From the walking tour, I learned that cars ride on the left side of the street because, during the jousting days, the rider would need to hold the weapon in their right hand as the left hand was considered evil. The walls surrounding the dormitories were not just for aesthetics, but to keep the students safe. After a certain period of time, it was required that the library hold at least one copy of every book published in England. The tour gave me a new appreciation for the area, and it was a nice break from all of the sessions we were going to. There is value in knowing this history; as a visitor (and for a brief time a guest student), you could feel the academic possibilities in the air. It felt as if every student there was incredibly intelligent and destined for greatness. I believe in manifestation and think an environment that this trip created contributes to innovations.

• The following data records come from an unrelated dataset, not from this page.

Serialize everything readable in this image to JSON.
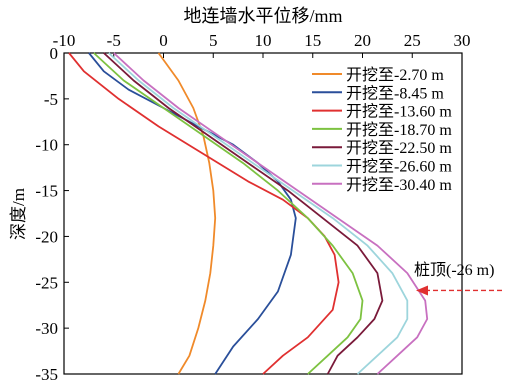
{
  "chart_data": {
    "type": "line",
    "title": "地连墙水平位移/mm",
    "xlabel": "地连墙水平位移/mm",
    "ylabel": "深度/m",
    "xlim": [
      -10,
      30
    ],
    "ylim": [
      -35,
      0
    ],
    "x_ticks": [
      -10,
      -5,
      0,
      5,
      10,
      15,
      20,
      25,
      30
    ],
    "y_ticks": [
      0,
      -5,
      -10,
      -15,
      -20,
      -25,
      -30,
      -35
    ],
    "x_axis_position": "top",
    "grid": false,
    "legend_position": "top-right",
    "annotation": {
      "text": "桩顶(-26 m)",
      "depth": -26
    },
    "series": [
      {
        "name": "开挖至-2.70 m",
        "color": "#f08a2a",
        "x": [
          -0.5,
          1.5,
          3.0,
          4.0,
          4.6,
          5.0,
          5.2,
          5.0,
          4.7,
          4.2,
          3.5,
          2.6,
          1.5
        ],
        "depth": [
          0,
          -3,
          -6,
          -9,
          -12,
          -15,
          -18,
          -21,
          -24,
          -27,
          -30,
          -33,
          -35
        ]
      },
      {
        "name": "开挖至-8.45 m",
        "color": "#2a4f9a",
        "x": [
          -7.5,
          -6.0,
          -3.5,
          0.0,
          3.5,
          7.0,
          9.5,
          11.5,
          12.8,
          13.3,
          12.8,
          11.5,
          9.5,
          7.0,
          5.2
        ],
        "depth": [
          0,
          -2,
          -4,
          -6,
          -8,
          -10,
          -12,
          -14,
          -16,
          -18,
          -22,
          -26,
          -29,
          -32,
          -35
        ]
      },
      {
        "name": "开挖至-13.60 m",
        "color": "#e03030",
        "x": [
          -9.5,
          -8.0,
          -4.5,
          -0.5,
          4.0,
          8.5,
          12.0,
          14.5,
          16.2,
          17.2,
          17.6,
          17.0,
          14.5,
          12.0,
          10.0
        ],
        "depth": [
          0,
          -2,
          -5,
          -8,
          -11,
          -14,
          -16,
          -18,
          -20,
          -22,
          -25,
          -28,
          -31,
          -33,
          -35
        ]
      },
      {
        "name": "开挖至-18.70 m",
        "color": "#7dc241",
        "x": [
          -7.0,
          -4.0,
          0.0,
          4.0,
          8.0,
          11.5,
          14.5,
          17.0,
          19.0,
          20.0,
          19.8,
          18.5,
          16.5,
          14.5
        ],
        "depth": [
          0,
          -3,
          -6,
          -9,
          -12,
          -15,
          -18,
          -21,
          -24,
          -27,
          -29,
          -31,
          -33,
          -35
        ]
      },
      {
        "name": "开挖至-22.50 m",
        "color": "#7a1a3a",
        "x": [
          -6.0,
          -3.0,
          0.5,
          4.5,
          8.5,
          12.5,
          16.0,
          19.5,
          21.5,
          22.0,
          21.2,
          19.5,
          17.5,
          16.5
        ],
        "depth": [
          0,
          -3,
          -6,
          -9,
          -12,
          -15,
          -18,
          -21,
          -24,
          -27,
          -29,
          -31,
          -33,
          -35
        ]
      },
      {
        "name": "开挖至-26.60 m",
        "color": "#9dd5dc",
        "x": [
          -5.5,
          -2.5,
          1.0,
          5.0,
          9.0,
          13.0,
          17.0,
          20.5,
          23.0,
          24.5,
          24.5,
          23.5,
          21.5,
          19.5
        ],
        "depth": [
          0,
          -3,
          -6,
          -9,
          -12,
          -15,
          -18,
          -21,
          -24,
          -27,
          -29,
          -31,
          -33,
          -35
        ]
      },
      {
        "name": "开挖至-30.40 m",
        "color": "#c870c0",
        "x": [
          -5.0,
          -2.0,
          1.5,
          5.5,
          9.5,
          13.5,
          17.5,
          21.5,
          24.5,
          26.3,
          26.5,
          25.5,
          23.5,
          21.5
        ],
        "depth": [
          0,
          -3,
          -6,
          -9,
          -12,
          -15,
          -18,
          -21,
          -24,
          -27,
          -29,
          -31,
          -33,
          -35
        ]
      }
    ]
  }
}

I am extremely grateful I had the opportunity to attend the Moonshots and Moneymakers Conference in Oxford. Initially I was second-guessing myself after applying to join the trip, but I am glad I put myself out there in a new experience that I certainly learned a lot from. I learned from an entrepreneur’s perspective that investing in yourself is always a good idea. Delegates were willing to pay a large amount of money, taking the risk to put themselves out there and represent their companies, all for the chance to meet new people, make connections, and gain new skills to advance their companies. I hope to take this mindset away from my trip: the willingness to pursue personal advancement and maintain it throughout my career. I highly recommend taking advantage of opportunities such as this: be it study abroad, a competition class or any unconventional opportunity as these are the most memorable and rewarding experiences offered to us as Rider students.